Cooper, Kerris
(2017)
Poverty and parenting in the UK.
PhD thesis, London School of Economics and Political Science.
Abstract
By the time children in the UK start school there is already an achievement gap between those from low income households and their better‐off classmates. One explanation for this is differences in parenting. This has increasingly been the focus of policy interventions under successive governments, where the emphasis has shifted towards parenting rather than poverty as explaining poorer children’s worse outcomes.
In this context this thesis examines how the two factors, poverty and parenting are related and what mechanisms explain these relationships, specifically testing the Family Stress Model. Using the Millennium Cohort Study a range of different experiences of economic hardship are analysed in relation to different parenting behaviours when children are aged five.

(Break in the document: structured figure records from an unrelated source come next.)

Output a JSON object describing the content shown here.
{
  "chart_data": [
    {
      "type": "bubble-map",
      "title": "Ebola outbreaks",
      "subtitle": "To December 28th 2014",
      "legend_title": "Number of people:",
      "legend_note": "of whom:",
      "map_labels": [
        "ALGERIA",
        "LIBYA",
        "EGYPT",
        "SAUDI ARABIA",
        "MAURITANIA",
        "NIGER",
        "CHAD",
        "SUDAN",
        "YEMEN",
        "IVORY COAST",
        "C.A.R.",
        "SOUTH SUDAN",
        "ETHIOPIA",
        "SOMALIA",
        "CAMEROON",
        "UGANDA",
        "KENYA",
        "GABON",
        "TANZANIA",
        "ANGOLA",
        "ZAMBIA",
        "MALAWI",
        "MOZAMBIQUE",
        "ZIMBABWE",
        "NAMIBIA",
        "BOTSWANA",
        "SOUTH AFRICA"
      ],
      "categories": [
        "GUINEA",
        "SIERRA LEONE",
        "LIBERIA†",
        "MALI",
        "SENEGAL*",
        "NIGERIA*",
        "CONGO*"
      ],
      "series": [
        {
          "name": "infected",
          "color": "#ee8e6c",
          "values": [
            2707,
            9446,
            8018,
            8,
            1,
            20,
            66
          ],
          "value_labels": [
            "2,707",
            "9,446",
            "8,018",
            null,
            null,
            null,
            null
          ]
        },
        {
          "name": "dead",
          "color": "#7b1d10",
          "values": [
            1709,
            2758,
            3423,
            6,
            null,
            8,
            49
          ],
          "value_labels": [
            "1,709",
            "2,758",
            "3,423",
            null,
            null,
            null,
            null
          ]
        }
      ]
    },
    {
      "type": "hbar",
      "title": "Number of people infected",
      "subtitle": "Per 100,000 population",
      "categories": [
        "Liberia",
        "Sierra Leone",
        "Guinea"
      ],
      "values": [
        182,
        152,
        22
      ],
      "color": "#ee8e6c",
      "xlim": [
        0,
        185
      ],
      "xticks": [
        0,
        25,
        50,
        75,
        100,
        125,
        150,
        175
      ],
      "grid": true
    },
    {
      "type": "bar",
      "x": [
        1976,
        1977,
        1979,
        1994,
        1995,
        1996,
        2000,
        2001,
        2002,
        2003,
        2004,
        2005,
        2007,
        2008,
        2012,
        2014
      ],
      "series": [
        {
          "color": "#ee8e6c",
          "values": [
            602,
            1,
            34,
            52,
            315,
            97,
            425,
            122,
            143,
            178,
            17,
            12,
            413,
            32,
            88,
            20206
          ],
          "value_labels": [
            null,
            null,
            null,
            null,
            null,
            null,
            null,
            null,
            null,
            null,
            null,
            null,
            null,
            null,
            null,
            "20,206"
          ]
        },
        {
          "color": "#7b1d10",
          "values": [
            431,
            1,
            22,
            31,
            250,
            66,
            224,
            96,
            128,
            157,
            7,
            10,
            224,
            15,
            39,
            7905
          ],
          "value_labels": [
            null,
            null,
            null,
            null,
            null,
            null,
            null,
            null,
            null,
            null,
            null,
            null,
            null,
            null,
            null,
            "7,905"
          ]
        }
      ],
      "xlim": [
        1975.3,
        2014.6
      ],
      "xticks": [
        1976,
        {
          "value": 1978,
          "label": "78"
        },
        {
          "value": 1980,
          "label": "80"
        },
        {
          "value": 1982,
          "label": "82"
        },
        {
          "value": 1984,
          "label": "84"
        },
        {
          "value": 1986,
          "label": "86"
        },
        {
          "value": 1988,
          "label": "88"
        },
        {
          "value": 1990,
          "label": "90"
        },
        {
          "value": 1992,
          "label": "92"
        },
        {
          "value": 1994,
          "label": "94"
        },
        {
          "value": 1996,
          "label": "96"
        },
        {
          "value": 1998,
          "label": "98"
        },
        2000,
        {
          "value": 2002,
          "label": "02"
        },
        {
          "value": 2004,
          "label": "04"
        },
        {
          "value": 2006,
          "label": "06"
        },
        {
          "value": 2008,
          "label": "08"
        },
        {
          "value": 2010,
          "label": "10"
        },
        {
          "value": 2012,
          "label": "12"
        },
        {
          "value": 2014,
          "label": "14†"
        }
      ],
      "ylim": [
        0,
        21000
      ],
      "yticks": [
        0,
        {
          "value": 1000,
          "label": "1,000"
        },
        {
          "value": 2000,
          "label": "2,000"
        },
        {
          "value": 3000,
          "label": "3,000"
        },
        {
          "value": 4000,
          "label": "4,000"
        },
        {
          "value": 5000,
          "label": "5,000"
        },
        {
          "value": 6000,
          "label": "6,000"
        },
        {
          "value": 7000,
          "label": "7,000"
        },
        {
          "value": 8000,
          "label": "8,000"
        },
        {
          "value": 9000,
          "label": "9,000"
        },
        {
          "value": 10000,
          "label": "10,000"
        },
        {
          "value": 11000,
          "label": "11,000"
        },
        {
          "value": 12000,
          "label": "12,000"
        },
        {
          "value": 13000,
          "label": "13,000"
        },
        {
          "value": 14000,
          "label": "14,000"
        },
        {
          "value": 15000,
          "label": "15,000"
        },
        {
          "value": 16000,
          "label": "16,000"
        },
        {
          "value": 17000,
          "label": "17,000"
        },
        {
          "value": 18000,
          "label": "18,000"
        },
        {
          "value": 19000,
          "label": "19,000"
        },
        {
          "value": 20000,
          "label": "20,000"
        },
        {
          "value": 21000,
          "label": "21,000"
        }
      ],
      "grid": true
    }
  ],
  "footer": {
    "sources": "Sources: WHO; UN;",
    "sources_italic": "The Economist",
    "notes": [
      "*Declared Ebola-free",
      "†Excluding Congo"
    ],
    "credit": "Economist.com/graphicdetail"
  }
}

The findings show that it is not straightforwardly the case that low income parents parent worse, and there are some positive (as well as negative) differences in parenting between mothers with low and median incomes. For some of the negative differences in parenting these are part of a broader income‐parenting gradient that extends all the way up the distribution. When other experiences of hardship are examined (such as debt, deprivation and feeling poor) they are more strongly and negatively related to parenting behaviours, compared to income. It is found that mothers’ mental health and relationship quality are mechanisms for most parenting behaviours and are particularly important for how close the mother feels to the child, play activities and discipline. Experiencing a worsening of material deprivation is associated with a worsening of a number of parenting behaviours and changes in experiences of hardship are also related to changes in mothers’ mental health and life satisfaction. These findings highlight the importance of financial resources for parenting and suggest that any policies aimed at improving parenting in order to improve the outcomes of poor children need to address families’ economic situation, as well as mothers’ mental health and relationship quality.